Africa is the second largest continent on Earth. It is bounded by the Mediterranean Sea, the Atlantic Ocean, the Red Sea, and the Indian Ocean and is divided almost equally by the Equator.
Africa is composed largely of a rigid platform of ancient rocks that underlies vast plateau regions in the interior. Its average elevation is about 2,200 ft (670 m), but elevations range from 19,340 ft (5,895 m) at Mount Kilimanjaro to 515 ft (157 m) below sea level at Lake Assal.
The Sahara, the world’s largest desert, occupies more than one-fourth of the total land area. Less than one-tenth of Africa’s land area is arable, while nearly one-fourth is forested or wooded.
The peoples of Africa probably speak more languages than those of any other continent. Africa as a whole is a developing region. Agriculture is the key sector of the economy in most countries. Diamond and gold mining are especially important in the south, while petroleum and natural gas are produced particularly in the west.
Africa is widely recognized as the birthplace of humankind. Archaeological evidence indicates that the continent has been inhabited by humans and their hominid forebears for some 4,000,000 years or more. Modern humans are believed to have appeared about 100,000 years ago in the eastern region of sub-Saharan Africa. Somewhat later those early humans spread into northern Africa and the Middle East and, ultimately, to the rest of the world.
Thought For Thursday May 25th
Many of us look at ourselves and see only the thorns, the defects. We despair, thinking that nothing good can possibly come from us. We neglect to water the good within us and eventually it dies. We never realise our potential. ~ Author Unknown
There is a story told about a certain man who planted a rose and watered it faithfully and before it blossomed he examined it. He saw that the bud would soon blossom but also saw the thorns. He thought: How can any beautiful flower come from a plant burdened with so many sharp thorns? Saddened by this thought, he neglected to water the rose and before it was ready to bloom, it died.

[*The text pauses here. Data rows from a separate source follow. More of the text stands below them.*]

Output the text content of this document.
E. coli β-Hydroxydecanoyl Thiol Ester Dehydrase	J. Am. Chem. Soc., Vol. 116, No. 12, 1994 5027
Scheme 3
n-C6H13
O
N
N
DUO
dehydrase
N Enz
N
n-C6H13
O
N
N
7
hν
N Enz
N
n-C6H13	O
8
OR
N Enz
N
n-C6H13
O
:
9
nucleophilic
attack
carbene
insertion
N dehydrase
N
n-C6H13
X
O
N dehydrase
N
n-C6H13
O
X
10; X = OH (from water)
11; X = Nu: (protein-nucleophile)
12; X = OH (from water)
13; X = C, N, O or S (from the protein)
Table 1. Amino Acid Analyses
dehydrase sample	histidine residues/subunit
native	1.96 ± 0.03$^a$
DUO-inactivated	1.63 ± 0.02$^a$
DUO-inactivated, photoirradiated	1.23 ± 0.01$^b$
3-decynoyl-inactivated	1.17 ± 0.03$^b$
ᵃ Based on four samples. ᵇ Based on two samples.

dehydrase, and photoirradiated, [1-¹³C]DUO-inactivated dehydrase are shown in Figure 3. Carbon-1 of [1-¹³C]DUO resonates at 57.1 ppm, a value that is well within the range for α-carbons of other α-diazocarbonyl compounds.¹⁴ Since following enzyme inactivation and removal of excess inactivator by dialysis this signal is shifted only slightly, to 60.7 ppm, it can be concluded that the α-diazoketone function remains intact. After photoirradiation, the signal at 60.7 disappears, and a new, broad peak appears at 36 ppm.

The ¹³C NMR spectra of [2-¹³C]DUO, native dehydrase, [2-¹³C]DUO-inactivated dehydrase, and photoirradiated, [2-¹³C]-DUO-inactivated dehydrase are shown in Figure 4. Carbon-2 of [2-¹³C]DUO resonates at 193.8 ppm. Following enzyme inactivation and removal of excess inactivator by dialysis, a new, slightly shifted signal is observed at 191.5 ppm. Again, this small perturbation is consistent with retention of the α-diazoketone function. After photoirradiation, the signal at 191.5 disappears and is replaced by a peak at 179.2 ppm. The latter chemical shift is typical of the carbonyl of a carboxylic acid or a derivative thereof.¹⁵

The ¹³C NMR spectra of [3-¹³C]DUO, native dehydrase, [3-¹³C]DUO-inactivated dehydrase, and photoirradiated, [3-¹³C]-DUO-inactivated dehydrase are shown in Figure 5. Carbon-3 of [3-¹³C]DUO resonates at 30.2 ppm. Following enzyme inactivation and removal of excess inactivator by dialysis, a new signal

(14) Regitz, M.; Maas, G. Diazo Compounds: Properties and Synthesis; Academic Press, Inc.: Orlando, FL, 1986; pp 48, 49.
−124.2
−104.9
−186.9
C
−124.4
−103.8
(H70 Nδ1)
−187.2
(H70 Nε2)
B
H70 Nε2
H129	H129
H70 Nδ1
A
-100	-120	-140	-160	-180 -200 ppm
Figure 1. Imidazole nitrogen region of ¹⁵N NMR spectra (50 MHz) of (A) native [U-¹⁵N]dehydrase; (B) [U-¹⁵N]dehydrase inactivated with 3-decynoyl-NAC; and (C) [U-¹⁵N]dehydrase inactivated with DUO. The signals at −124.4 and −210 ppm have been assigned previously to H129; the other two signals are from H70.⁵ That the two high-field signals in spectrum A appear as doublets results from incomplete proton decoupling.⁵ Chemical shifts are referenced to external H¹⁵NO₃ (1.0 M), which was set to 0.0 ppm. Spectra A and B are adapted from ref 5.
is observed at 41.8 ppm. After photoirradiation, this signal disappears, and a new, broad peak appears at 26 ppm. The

Sadly this story can happen with us too. I’m not sure is it inbuilt in our human nature, but we tend to see the thorns so easy, particularly in ourselves. In our Gospel stories it is easy to see how Jesus recognised the thorns in everyone’s story. But carefully and lovingly he always saw beyond the thorns to the flower. Most importantly he encouraged each person to see beyond the outer thorns to the great beauty within each person. There is a great hunger and need for more of this today. We need to nurture and celebrate everything good that’s within each of us. This needs to be done, not occasionally but every single today.

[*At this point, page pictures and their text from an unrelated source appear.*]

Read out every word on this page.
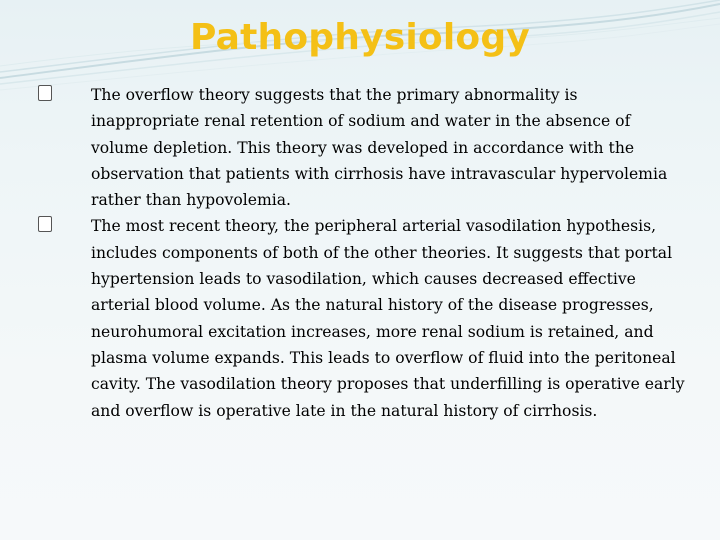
Pathophysiology
The overflow theory suggests that the primary abnormality is inappropriate renal retention of sodium and water in the absence of volume depletion. This theory was developed in accordance with the observation that patients with cirrhosis have intravascular hypervolemia rather than hypovolemia.
The most recent theory, the peripheral arterial vasodilation hypothesis, includes components of both of the other theories. It suggests that portal hypertension leads to vasodilation, which causes decreased effective arterial blood volume. As the natural history of the disease progresses, neurohumoral excitation increases, more renal sodium is retained, and plasma volume expands. This leads to overflow of fluid into the peritoneal cavity. The vasodilation theory proposes that underfilling is operative early and overflow is operative late in the natural history of cirrhosis.
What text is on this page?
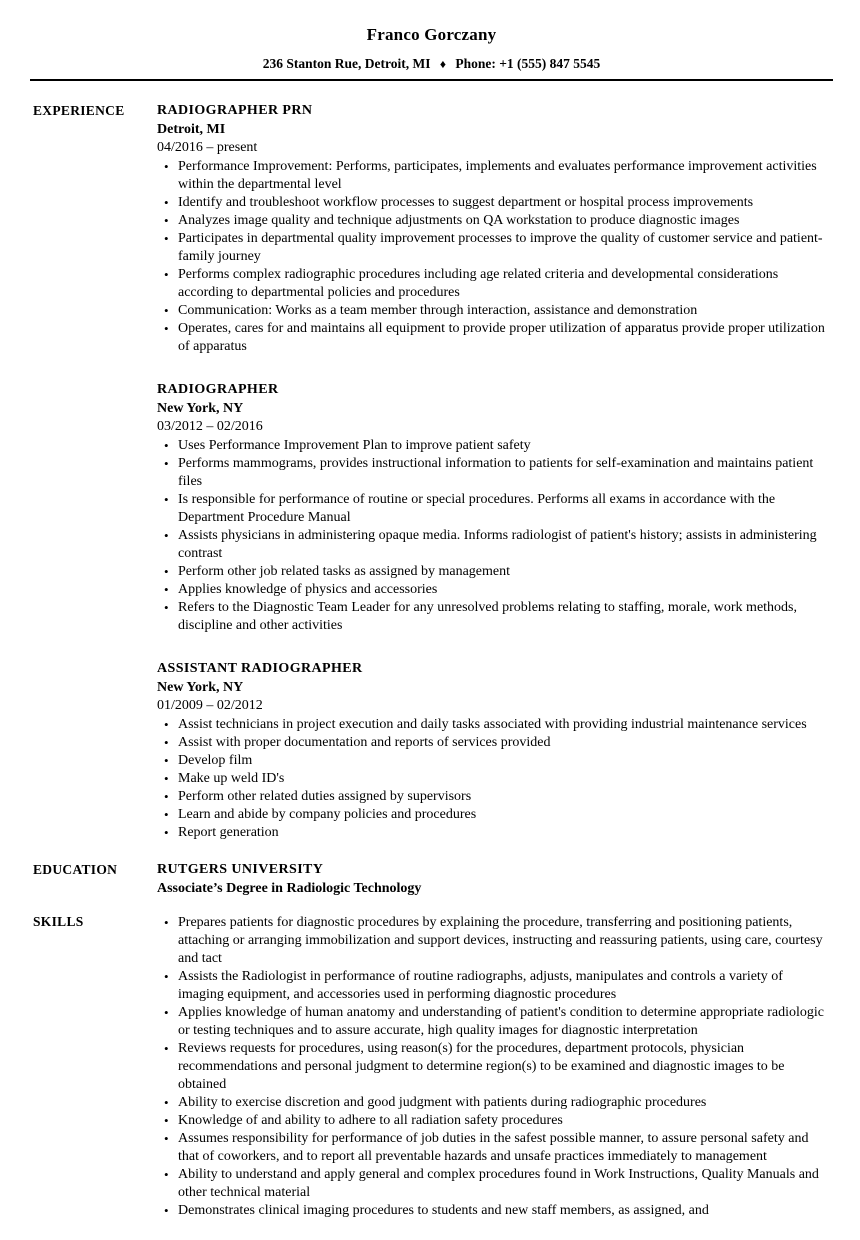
Franco Gorczany

236 Stanton Rue, Detroit, MI ♦ Phone: +1 (555) 847 5545

EXPERIENCE	RADIOGRAPHER PRN
Detroit, MI
04/2016 – present
• Performance Improvement: Performs, participates, implements and evaluates performance improvement activities within the departmental level
• Identify and troubleshoot workflow processes to suggest department or hospital process improvements
• Analyzes image quality and technique adjustments on QA workstation to produce diagnostic images
• Participates in departmental quality improvement processes to improve the quality of customer service and patient-family journey
• Performs complex radiographic procedures including age related criteria and developmental considerations according to departmental policies and procedures
• Communication: Works as a team member through interaction, assistance and demonstration
• Operates, cares for and maintains all equipment to provide proper utilization of apparatus provide proper utilization of apparatus
RADIOGRAPHER
New York, NY
03/2012 – 02/2016
• Uses Performance Improvement Plan to improve patient safety
• Performs mammograms, provides instructional information to patients for self-examination and maintains patient files
• Is responsible for performance of routine or special procedures. Performs all exams in accordance with the Department Procedure Manual
• Assists physicians in administering opaque media. Informs radiologist of patient's history; assists in administering contrast
• Perform other job related tasks as assigned by management
• Applies knowledge of physics and accessories
• Refers to the Diagnostic Team Leader for any unresolved problems relating to staffing, morale, work methods, discipline and other activities
ASSISTANT RADIOGRAPHER
New York, NY
01/2009 – 02/2012
• Assist technicians in project execution and daily tasks associated with providing industrial maintenance services
• Assist with proper documentation and reports of services provided
• Develop film
• Make up weld ID's
• Perform other related duties assigned by supervisors
• Learn and abide by company policies and procedures
• Report generation
EDUCATION	RUTGERS UNIVERSITY
Associate’s Degree in Radiologic Technology
SKILLS	• Prepares patients for diagnostic procedures by explaining the procedure, transferring and positioning patients, attaching or arranging immobilization and support devices, instructing and reassuring patients, using care, courtesy and tact
• Assists the Radiologist in performance of routine radiographs, adjusts, manipulates and controls a variety of imaging equipment, and accessories used in performing diagnostic procedures
• Applies knowledge of human anatomy and understanding of patient's condition to determine appropriate radiologic or testing techniques and to assure accurate, high quality images for diagnostic interpretation
• Reviews requests for procedures, using reason(s) for the procedures, department protocols, physician recommendations and personal judgment to determine region(s) to be examined and diagnostic images to be obtained
• Ability to exercise discretion and good judgment with patients during radiographic procedures
• Knowledge of and ability to adhere to all radiation safety procedures
• Assumes responsibility for performance of job duties in the safest possible manner, to assure personal safety and that of coworkers, and to report all preventable hazards and unsafe practices immediately to management
• Ability to understand and apply general and complex procedures found in Work Instructions, Quality Manuals and other technical material
• Demonstrates clinical imaging procedures to students and new staff members, as assigned, and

There was a beautiful line in Sundays Gospel: It goes, Peace I give to you, my own peace I give you, a peace the world cannot give, this is my gift to you. Do not let your hearts be troubled or afraid. This can also be our prayer moment too. We are all looking for an inner peace and calm. We live in a world that is troubled and fragile with many visible thorns. Jesus did not live in a bubble or was untouched by the challenges of life. He understands better than anyone else what we are going through. It is a beautiful invitation from Jesus to be open to his gifts to us. These are the gifts of peace, calm, light, hope and so much more. The invitation is to be open to these gifts. They are absolutely free and without any conditions attached. They are ours today and everyday.